As empresas podem vir (ainda não amplamente estudado) a ter benefícios de produtividade. Mas mesmo que não tenham benefícios de produtividade (mesmo que a produtividade seja igual, ou inferior em termos absolutos), as empresas têm um grande desafio hoje em dia que é o de atrair e reter talento.
Enquanto apenas algumas empresas adotarem esta medida, será um fator diferenciador para captar as melhores pessoas.
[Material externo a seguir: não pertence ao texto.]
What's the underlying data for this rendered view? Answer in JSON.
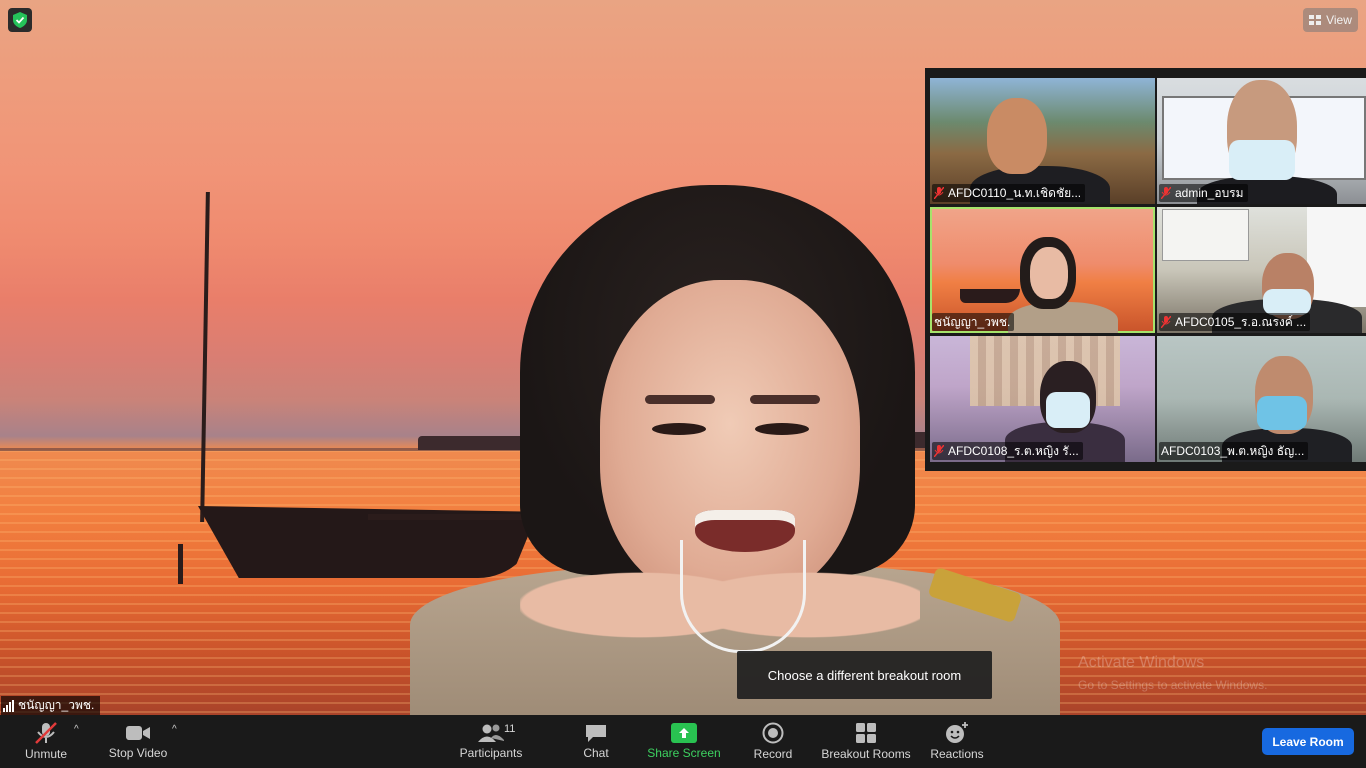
{
  "top": {
    "view_label": "View"
  },
  "gallery": {
    "tiles": [
      {
        "label": "AFDC0110_น.ท.เชิดชัย..."
      },
      {
        "label": "admin_อบรม"
      },
      {
        "label": "ชนัญญา_วพช."
      },
      {
        "label": "AFDC0105_ร.อ.ณรงค์ ..."
      },
      {
        "label": "AFDC0108_ร.ต.หญิง รั..."
      },
      {
        "label": "AFDC0103_พ.ต.หญิง ธัญ..."
      }
    ]
  },
  "main": {
    "self_name": "ชนัญญา_วพช.",
    "tooltip": "Choose a different breakout room",
    "watermark_title": "Activate Windows",
    "watermark_sub": "Go to Settings to activate Windows."
  },
  "toolbar": {
    "unmute": "Unmute",
    "stop_video": "Stop Video",
    "participants": "Participants",
    "participants_count": "11",
    "chat": "Chat",
    "share_screen": "Share Screen",
    "record": "Record",
    "breakout_rooms": "Breakout Rooms",
    "reactions": "Reactions",
    "leave_room": "Leave Room"
  },
  "colors": {
    "toolbar_bg": "#1a1a1a",
    "share_green": "#29c251",
    "leave_blue": "#1769e0",
    "active_speaker": "#a6e36b"
  }
}
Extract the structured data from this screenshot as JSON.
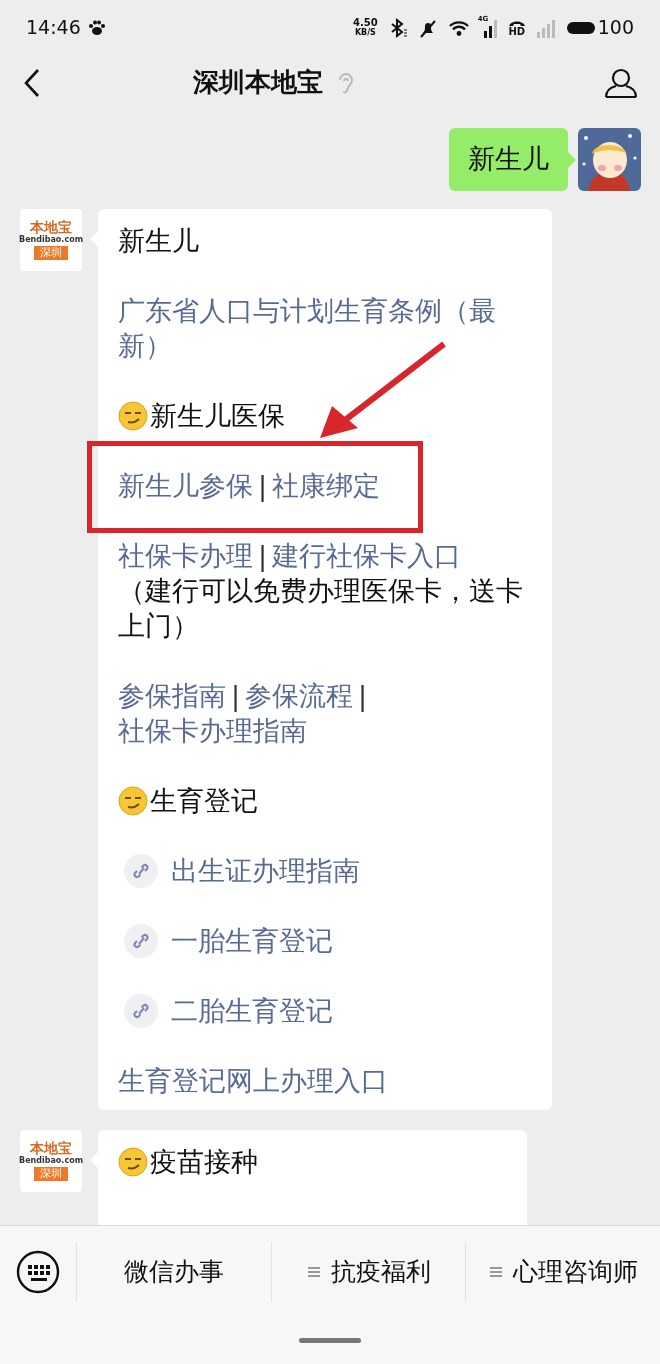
{
  "status_bar": {
    "time": "14:46",
    "speed": "4.50",
    "speed_unit": "KB/S",
    "network": "4G",
    "hd": "HD",
    "battery": "100"
  },
  "header": {
    "title": "深圳本地宝"
  },
  "sent": {
    "text": "新生儿"
  },
  "cards": [
    {
      "logo": {
        "brand": "本地宝",
        "site": "Bendibao.com",
        "city": "深圳"
      },
      "blocks": [
        {
          "kind": "title",
          "text": "新生儿"
        },
        {
          "kind": "link",
          "text": "广东省人口与计划生育条例（最新）"
        },
        {
          "kind": "section",
          "text": "新生儿医保"
        },
        {
          "kind": "links",
          "highlighted": true,
          "parts": [
            {
              "kind": "link",
              "text": "新生儿参保"
            },
            {
              "kind": "sep",
              "text": "|"
            },
            {
              "kind": "link",
              "text": "社康绑定"
            }
          ]
        },
        {
          "kind": "links",
          "highlighted": false,
          "parts": [
            {
              "kind": "link",
              "text": "社保卡办理"
            },
            {
              "kind": "sep",
              "text": "|"
            },
            {
              "kind": "link",
              "text": "建行社保卡入口"
            },
            {
              "kind": "note",
              "text": "（建行可以免费办理医保卡，送卡上门）"
            }
          ]
        },
        {
          "kind": "links",
          "highlighted": false,
          "parts": [
            {
              "kind": "link",
              "text": "参保指南"
            },
            {
              "kind": "sep",
              "text": "|"
            },
            {
              "kind": "link",
              "text": "参保流程"
            },
            {
              "kind": "sep",
              "text": "|"
            },
            {
              "kind": "link",
              "text": "社保卡办理指南"
            }
          ]
        },
        {
          "kind": "section",
          "text": "生育登记"
        },
        {
          "kind": "link_item",
          "text": "出生证办理指南"
        },
        {
          "kind": "link_item",
          "text": "一胎生育登记"
        },
        {
          "kind": "link_item",
          "text": "二胎生育登记"
        },
        {
          "kind": "link",
          "text": "生育登记网上办理入口"
        }
      ]
    },
    {
      "logo": {
        "brand": "本地宝",
        "site": "Bendibao.com",
        "city": "深圳"
      },
      "blocks": [
        {
          "kind": "section",
          "text": "疫苗接种"
        }
      ]
    }
  ],
  "menu": [
    {
      "text": "微信办事",
      "submenu": false
    },
    {
      "text": "抗疫福利",
      "submenu": true
    },
    {
      "text": "心理咨询师",
      "submenu": true
    }
  ]
}
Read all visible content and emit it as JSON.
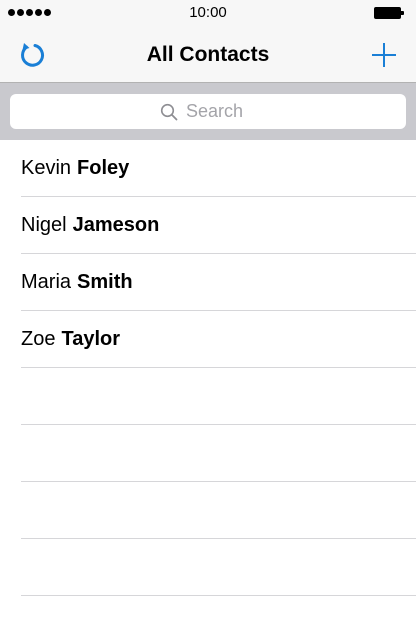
{
  "status_bar": {
    "time": "10:00"
  },
  "nav_bar": {
    "title": "All Contacts",
    "left_icon": "refresh-icon",
    "right_icon": "plus-icon",
    "accent_color": "#1a7fd6"
  },
  "search": {
    "placeholder": "Search",
    "value": ""
  },
  "contacts": [
    {
      "first_name": "Kevin",
      "last_name": "Foley"
    },
    {
      "first_name": "Nigel",
      "last_name": "Jameson"
    },
    {
      "first_name": "Maria",
      "last_name": "Smith"
    },
    {
      "first_name": "Zoe",
      "last_name": "Taylor"
    }
  ]
}
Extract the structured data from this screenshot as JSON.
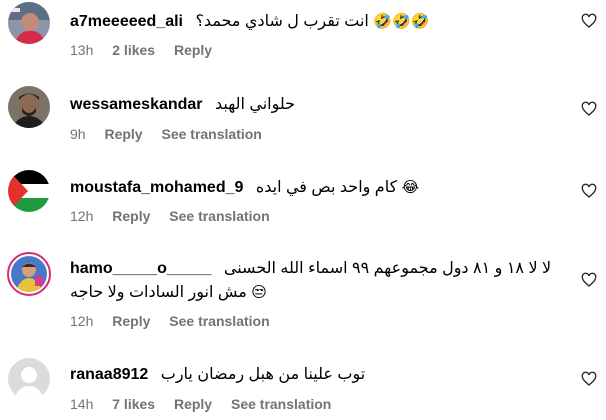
{
  "comments": [
    {
      "username": "a7meeeeed_ali",
      "text": "انت تقرب ل شادي محمد؟",
      "emoji": "🤣🤣🤣",
      "time": "13h",
      "likes": "2 likes",
      "reply": "Reply"
    },
    {
      "username": "wessameskandar",
      "text": "حلواني الهبد",
      "time": "9h",
      "reply": "Reply",
      "see_translation": "See translation"
    },
    {
      "username": "moustafa_mohamed_9",
      "text": "كام واحد بص في ايده",
      "emoji": "😂",
      "time": "12h",
      "reply": "Reply",
      "see_translation": "See translation"
    },
    {
      "username": "hamo_____o_____",
      "text": "لا لا ١٨ و ٨١ دول مجموعهم ٩٩ اسماء الله الحسنى",
      "text2": "مش انور السادات ولا حاجه",
      "emoji2": "😒",
      "time": "12h",
      "reply": "Reply",
      "see_translation": "See translation"
    },
    {
      "username": "ranaa8912",
      "text": "توب علينا من هبل رمضان يارب",
      "time": "14h",
      "likes": "7 likes",
      "reply": "Reply",
      "see_translation": "See translation"
    }
  ],
  "colors": {
    "meta": "#737373",
    "heart_stroke": "#262626"
  },
  "icons": {
    "like": "heart-outline-icon"
  }
}
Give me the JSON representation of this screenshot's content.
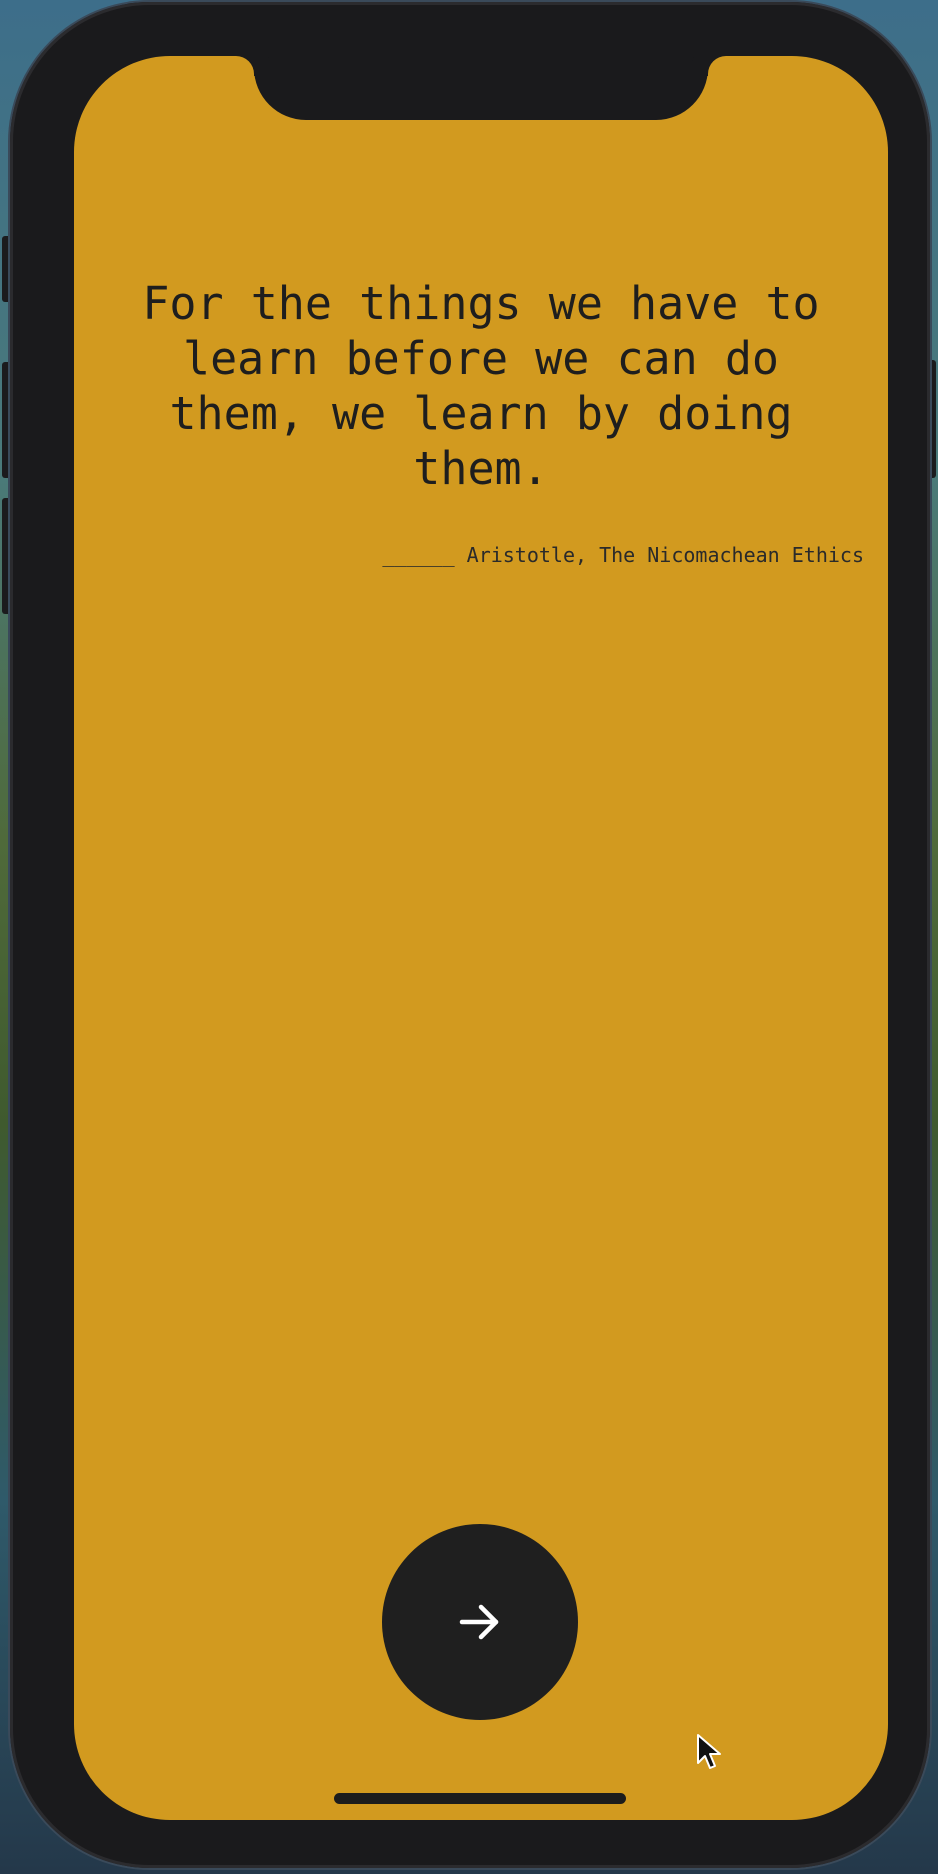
{
  "quote": {
    "text": "For the things we have to learn before we can do them, we learn by doing them.",
    "attribution": "______ Aristotle, The Nicomachean Ethics"
  },
  "controls": {
    "next_icon": "arrow-right-icon"
  },
  "colors": {
    "background": "#d29a1f",
    "text": "#1e1e1e",
    "button": "#1f1f1f",
    "button_icon": "#ffffff",
    "frame": "#1a1a1c"
  }
}
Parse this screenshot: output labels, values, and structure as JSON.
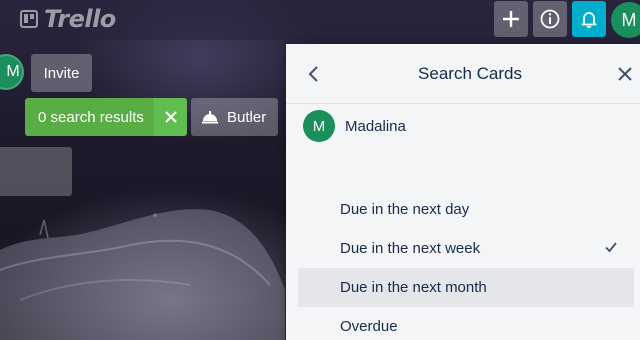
{
  "app": {
    "logo_text": "Trello"
  },
  "header": {
    "add_icon": "plus-icon",
    "info_icon": "info-icon",
    "notifications_icon": "bell-icon",
    "user_initial": "M",
    "bell_color": "#00aecc"
  },
  "board": {
    "member_initial": "M",
    "invite_label": "Invite",
    "search_results_label": "0 search results",
    "butler_label": "Butler"
  },
  "panel": {
    "title": "Search Cards",
    "member": {
      "initial": "M",
      "name": "Madalina"
    },
    "filters": [
      {
        "label": "Due in the next day",
        "checked": false
      },
      {
        "label": "Due in the next week",
        "checked": true
      },
      {
        "label": "Due in the next month",
        "checked": false
      },
      {
        "label": "Overdue",
        "checked": false
      }
    ]
  },
  "colors": {
    "accent_green": "#5aac44",
    "avatar_green": "#1a8f5b"
  }
}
Vemos, hoje em dia, as empresas a gastarem milhares de euros em employer branding (muitas vezes, muito mal gasto em puffs e maçãs na receção – ninguém decide ficar numa empresa porque há puffs e maçãs na receção!).
A falta de pessoas fará com que as empresas, além do salário que será sempre um fator diferenciador, ofereçam outros benefícios entre os quais se incluirá os quatro dias de trabalho.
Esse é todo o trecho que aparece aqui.